The Hague - AFP
Dutch anti-Islam politician Geert Wilders has vowed to show cartoons depicting the Prophet Mohammed on television during time reserved for political parties, after parliament turned down such an exhibition.
Wilders said he would make the broadcast to defend freedom of speech after two militants were shot dead attacking a Mohammed cartoon contest in Garland, Texas last month.
"The only way to show jihadis that we will never bow for terror and violence is to do exactly that which they try to prevent us to do," Wilders said in a statement.
Many Muslims find drawings of the prophet to be disrespectful or outright blasphemous, and the Dutch authorities said such a move could see Wilders' right to airtime suspended for up to four years.
Wilders, who gave an anti-Islam speech at the Texas event shortly before the attack, had tried to get parliament to stage an exhibition of Mohammed caricatures.
That was turned down because it did not satisfy the conditions for such an exhibition, including remaining neutral and not being a platform for political views.
Therefore, "I will soon show some of the cartoons on national television, during the broadcast slot allowed to my political party," Wilders said.

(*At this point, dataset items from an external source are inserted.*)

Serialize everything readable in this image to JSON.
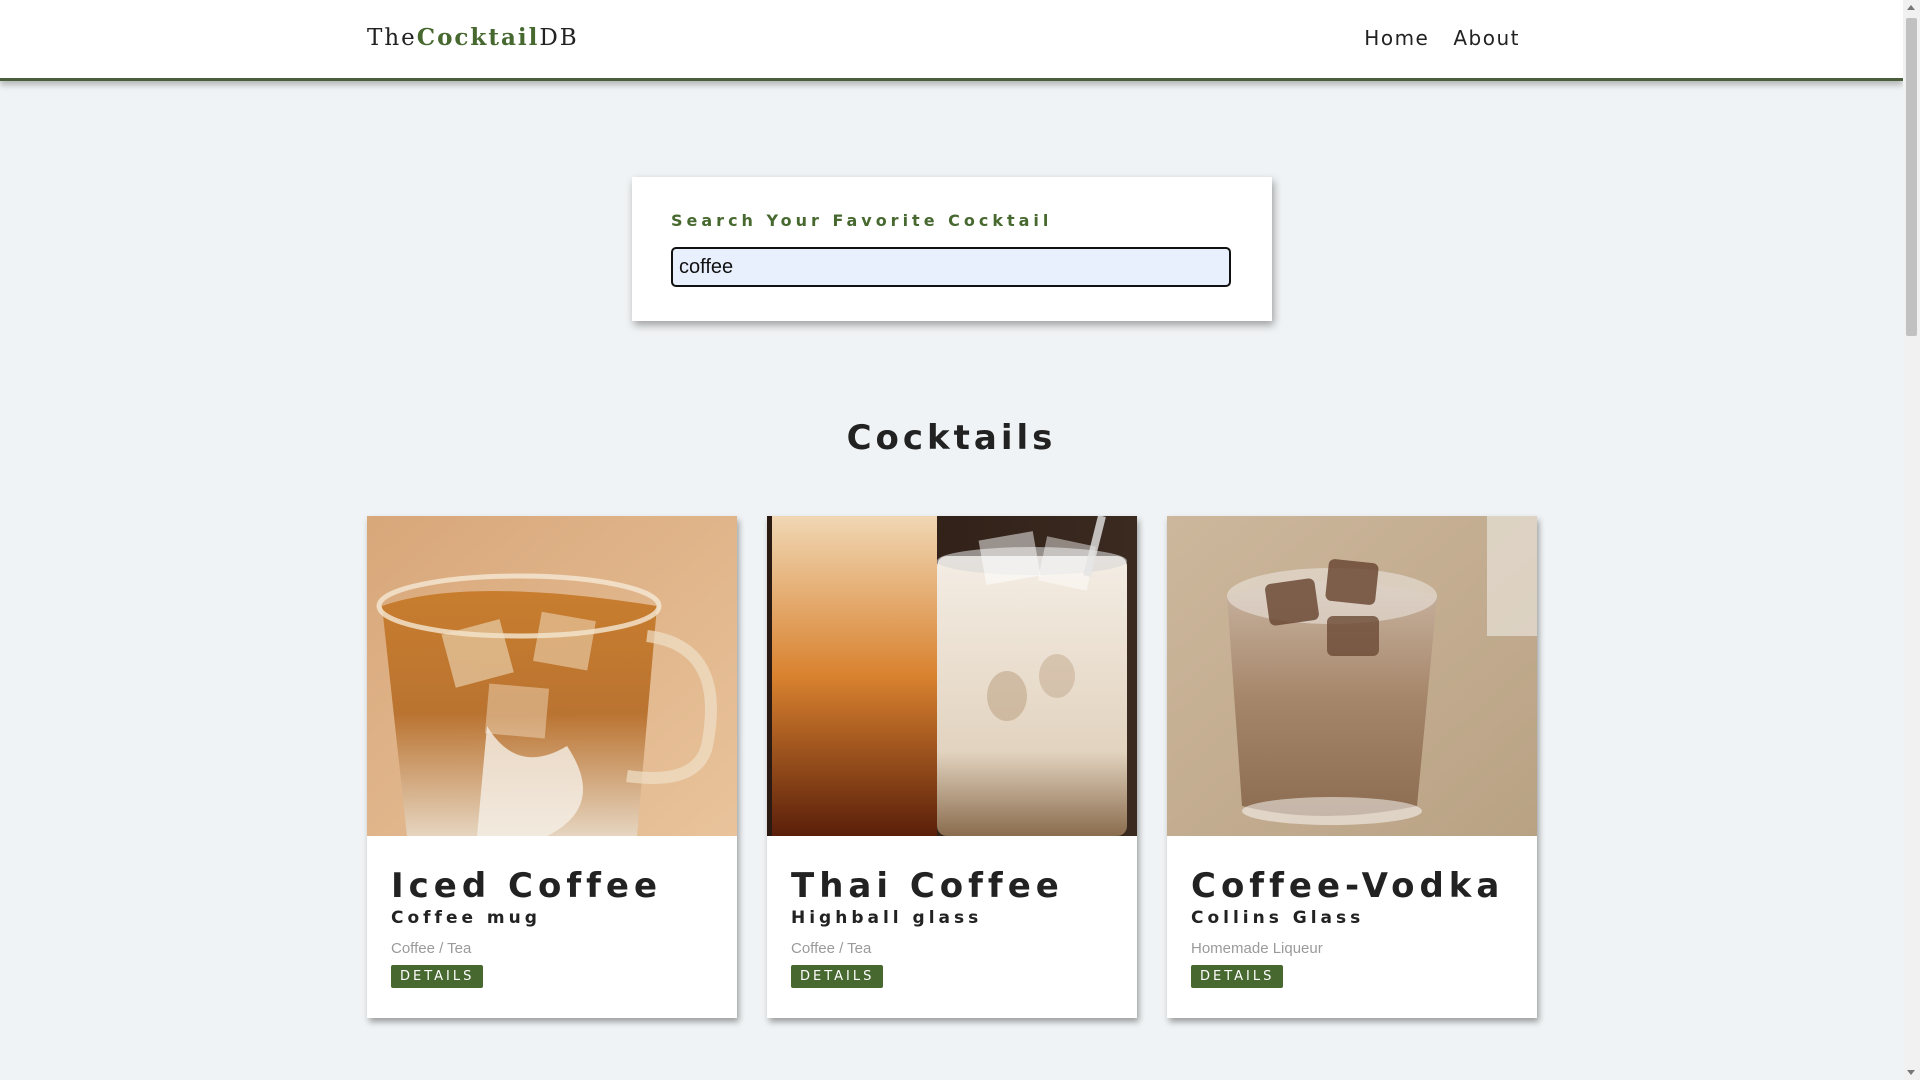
{
  "navbar": {
    "brand_prefix": "The",
    "brand_accent": "Cocktail",
    "brand_suffix": "DB",
    "links": [
      "Home",
      "About"
    ]
  },
  "search": {
    "label": "Search Your Favorite Cocktail",
    "value": "coffee"
  },
  "section_title": "Cocktails",
  "cards": [
    {
      "title": "Iced Coffee",
      "glass": "Coffee mug",
      "category": "Coffee / Tea",
      "button": "DETAILS"
    },
    {
      "title": "Thai Coffee",
      "glass": "Highball glass",
      "category": "Coffee / Tea",
      "button": "DETAILS"
    },
    {
      "title": "Coffee-Vodka",
      "glass": "Collins Glass",
      "category": "Homemade Liqueur",
      "button": "DETAILS"
    }
  ],
  "colors": {
    "accent": "#476930",
    "background": "#f0f3f5",
    "input_bg": "#e8f0fe"
  }
}
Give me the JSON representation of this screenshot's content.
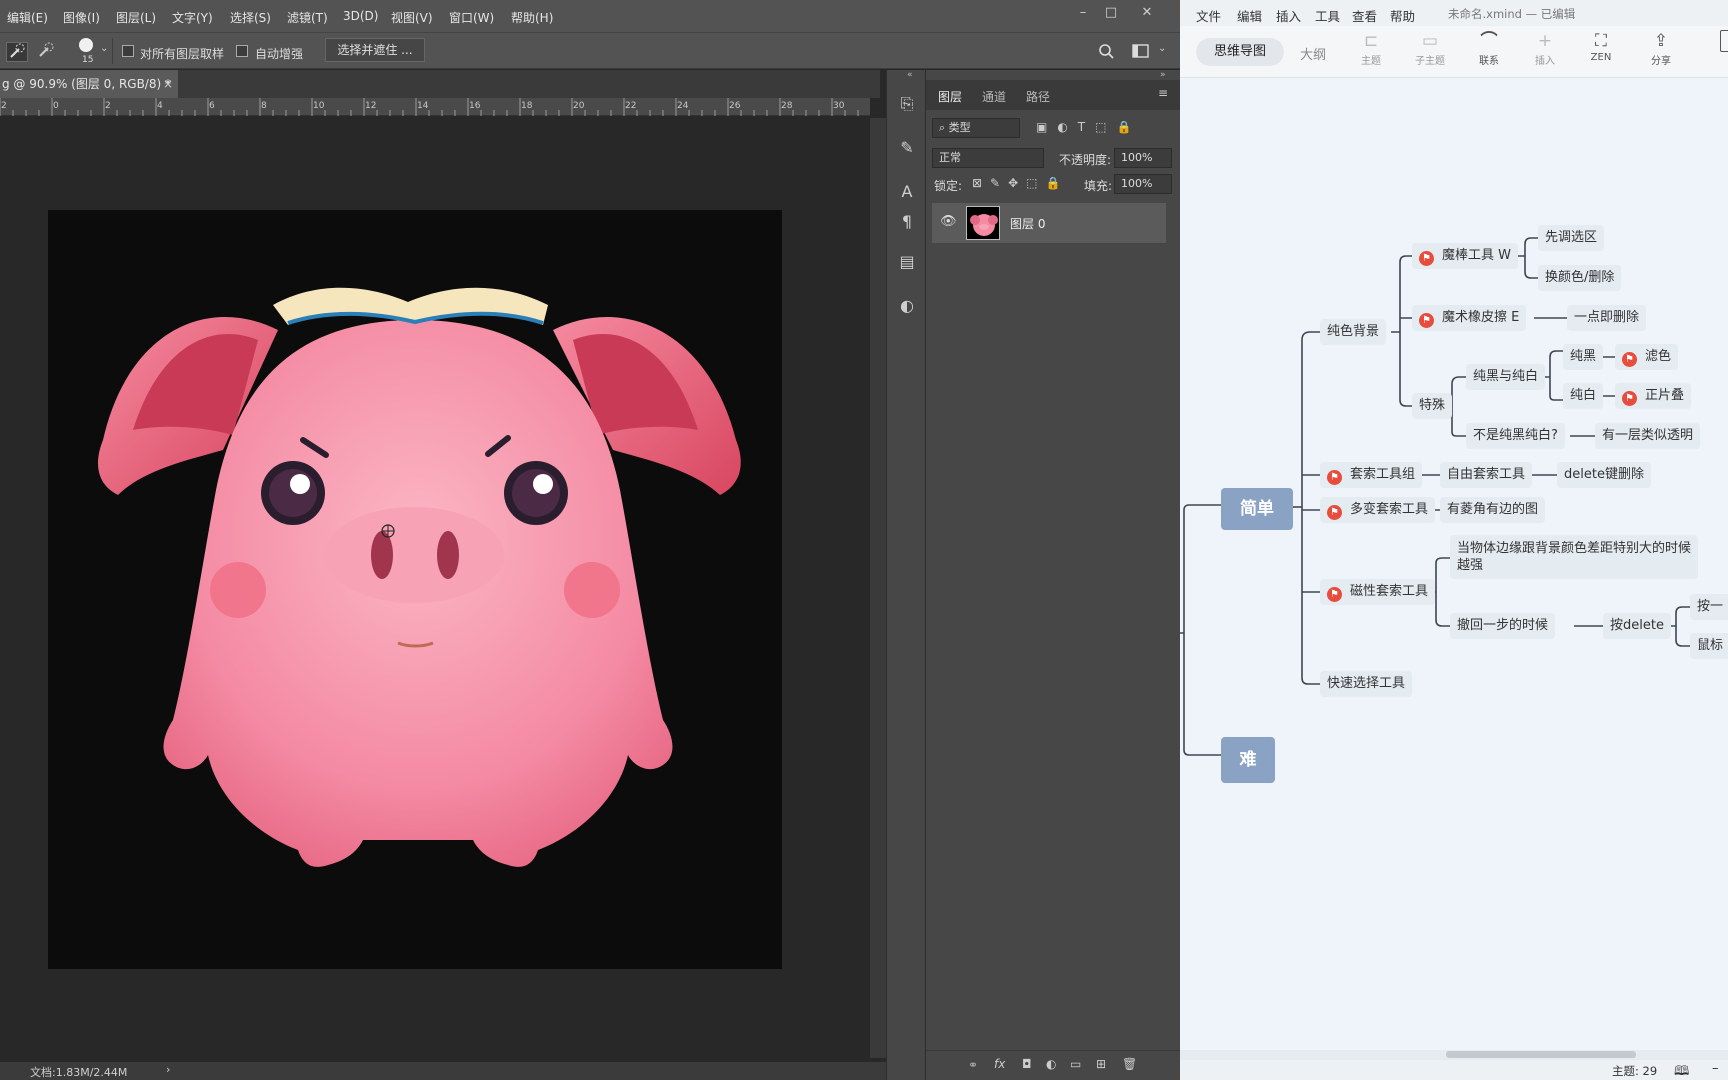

The platinum-haired Wilders, whose Freedom Party (PVV) gained popularity in the Netherlands on an anti-Islam ticket, has previously denied that a cartoon exhibition would be provocative.
The Dutch Media Authority provides airtime to parties to make political statements, but said it only looks at the content of the broadcasts after they are shown.
"Political partis have airtime to present political information," spokesman Rutger Fortuin told AFP on Thursday.
"We can't decide in advance if that obeys the law or not, we don't censor, that would hinder freedom of speech."
"We can afterwards decide if they've broken the law and impose a fine and withdraw airtime for between one and four years," he said.
"For hate-speech, that's for the judge to decide, if someone files a complaint."
Ever since forming his own party in 2006, the firebrand politician has been a divisive figure in the Netherlands, which prides itself on its long but fading tradition of multi-cultural tolerance.
Wilders himself has no hesitation in branding the Koran as a "fascist" book and has likened it to Hitler's "Mein Kampf."
But the politician is facing prosecution in the Netherlands after a controversial statement last year during local government elections in which he vowed to ensure fewer Moroccans in the Netherlands.
Public prosecutors received more than 6,000 complaints of discrimination after television footage in March last year showed Wilders asking party faithful in The Hague whether they wanted "fewer or more Moroccans in your city and in the Netherlands?"
"Fewer, fewer!" the crowd shouted with a smiling Wilders saying: "We're going to organise that."